Awesome! Is there a design architecture that you find useful for organizing your code? I noticed you split the code a bit into business vs other. I recently stumbled upon Clean Architecture that helps me make sense of things. Programming isn't my primary field so the more structure in a project, the better (within reason).


I found it most useful to follow what people are already used to, which is to say that it follows the principles laid out by Symfony.

The code for the framework is its own composer library which is pulled in to the vendor directory, the code for the application sits within src/{BundleNamespace}.

If there's a service, it's a service, if there's a controller, it's in Controller, etc.

The aim is to maximise ergonomics and familiarity while minimising surprises. If a developer can pick up your microframework and be instantly writing code then you've done your job right.


>I've instead built something entirely brand new using Swoole and an assembled set of very fast and very light Composer packages (namely Fastroute and PHP-DI) and everything else I'm building myself (compromising on reusability and full-featuredness in return for raw performance).

Is it anything like this?

https://github.com/PatrickLouys/no-framework-tutorial


Yes!
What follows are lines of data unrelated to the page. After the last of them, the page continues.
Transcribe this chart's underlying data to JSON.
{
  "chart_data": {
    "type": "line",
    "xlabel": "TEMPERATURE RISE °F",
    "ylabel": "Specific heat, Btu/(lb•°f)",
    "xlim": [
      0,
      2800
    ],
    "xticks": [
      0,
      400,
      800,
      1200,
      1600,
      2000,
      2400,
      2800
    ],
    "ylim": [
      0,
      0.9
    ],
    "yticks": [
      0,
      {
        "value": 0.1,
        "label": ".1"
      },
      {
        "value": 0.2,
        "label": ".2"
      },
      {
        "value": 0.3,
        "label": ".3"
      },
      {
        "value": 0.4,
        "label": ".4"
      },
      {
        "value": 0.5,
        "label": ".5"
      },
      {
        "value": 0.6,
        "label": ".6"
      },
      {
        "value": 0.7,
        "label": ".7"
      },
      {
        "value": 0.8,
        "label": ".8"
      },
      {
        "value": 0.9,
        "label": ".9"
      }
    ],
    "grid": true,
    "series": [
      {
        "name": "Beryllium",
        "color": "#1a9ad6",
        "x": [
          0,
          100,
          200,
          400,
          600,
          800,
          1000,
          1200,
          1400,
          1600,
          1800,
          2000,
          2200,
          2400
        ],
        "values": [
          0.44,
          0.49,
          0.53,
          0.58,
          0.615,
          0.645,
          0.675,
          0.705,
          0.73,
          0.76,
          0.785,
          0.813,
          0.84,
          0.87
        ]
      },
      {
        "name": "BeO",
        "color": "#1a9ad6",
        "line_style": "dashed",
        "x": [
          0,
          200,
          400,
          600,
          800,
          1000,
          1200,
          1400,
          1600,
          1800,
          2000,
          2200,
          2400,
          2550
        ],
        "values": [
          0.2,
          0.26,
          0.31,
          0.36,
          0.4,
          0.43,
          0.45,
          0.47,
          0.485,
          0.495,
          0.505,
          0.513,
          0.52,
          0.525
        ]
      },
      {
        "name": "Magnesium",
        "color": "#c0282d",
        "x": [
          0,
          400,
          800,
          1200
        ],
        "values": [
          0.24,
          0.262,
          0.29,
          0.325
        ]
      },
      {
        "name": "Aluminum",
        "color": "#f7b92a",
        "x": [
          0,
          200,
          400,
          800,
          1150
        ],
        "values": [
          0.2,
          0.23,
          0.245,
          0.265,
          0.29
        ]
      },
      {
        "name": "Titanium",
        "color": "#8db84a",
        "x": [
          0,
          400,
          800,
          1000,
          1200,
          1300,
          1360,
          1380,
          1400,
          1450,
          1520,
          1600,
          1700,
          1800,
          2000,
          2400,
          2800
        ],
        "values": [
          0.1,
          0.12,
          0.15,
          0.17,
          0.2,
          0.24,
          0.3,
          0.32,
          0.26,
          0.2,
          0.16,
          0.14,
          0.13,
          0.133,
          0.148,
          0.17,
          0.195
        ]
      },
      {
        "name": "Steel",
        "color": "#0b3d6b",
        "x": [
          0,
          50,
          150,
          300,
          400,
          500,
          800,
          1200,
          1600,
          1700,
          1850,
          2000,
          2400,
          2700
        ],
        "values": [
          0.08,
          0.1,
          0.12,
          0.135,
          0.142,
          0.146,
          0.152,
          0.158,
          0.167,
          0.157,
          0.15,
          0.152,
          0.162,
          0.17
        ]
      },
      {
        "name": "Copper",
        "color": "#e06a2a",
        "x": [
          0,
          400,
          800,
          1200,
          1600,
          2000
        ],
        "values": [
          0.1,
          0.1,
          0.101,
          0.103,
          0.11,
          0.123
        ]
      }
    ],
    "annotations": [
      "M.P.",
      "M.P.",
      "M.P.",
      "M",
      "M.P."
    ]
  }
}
I haven't seen this before but it's incredibly similar to what I've ended up with.

There are some superficial differences (we don't have Twig as it's serving as an API, etc) but it mostly follows what the repository you posted lays out.


Have you looked at phalcon at all for PHP? Since it’s written in C it’s much faster than even compiled PHP.

https://phalcon.io/en-us


We did, we had a play with Swoole and Phalcon when we were in the RFC stage of our project.

We found Phalcon to be a bit too opinionated in how to do things, and we fell in love with how Swoole has implemented Coroutines and (practically) free context switching between long running asynchronous processes and short running network requests.

Looking back, I do actually wish we had chosen Phalcon (the documentation is a lot better than Swoole's, which is lacklustre to say the least, and occasionally intersperses random characters in Simplified Chinese halfway through sentences), but we've been happy with Swoole's Table implementation which allows us to share memory between network request Coroutines and hit the Redis cache a whole lot less.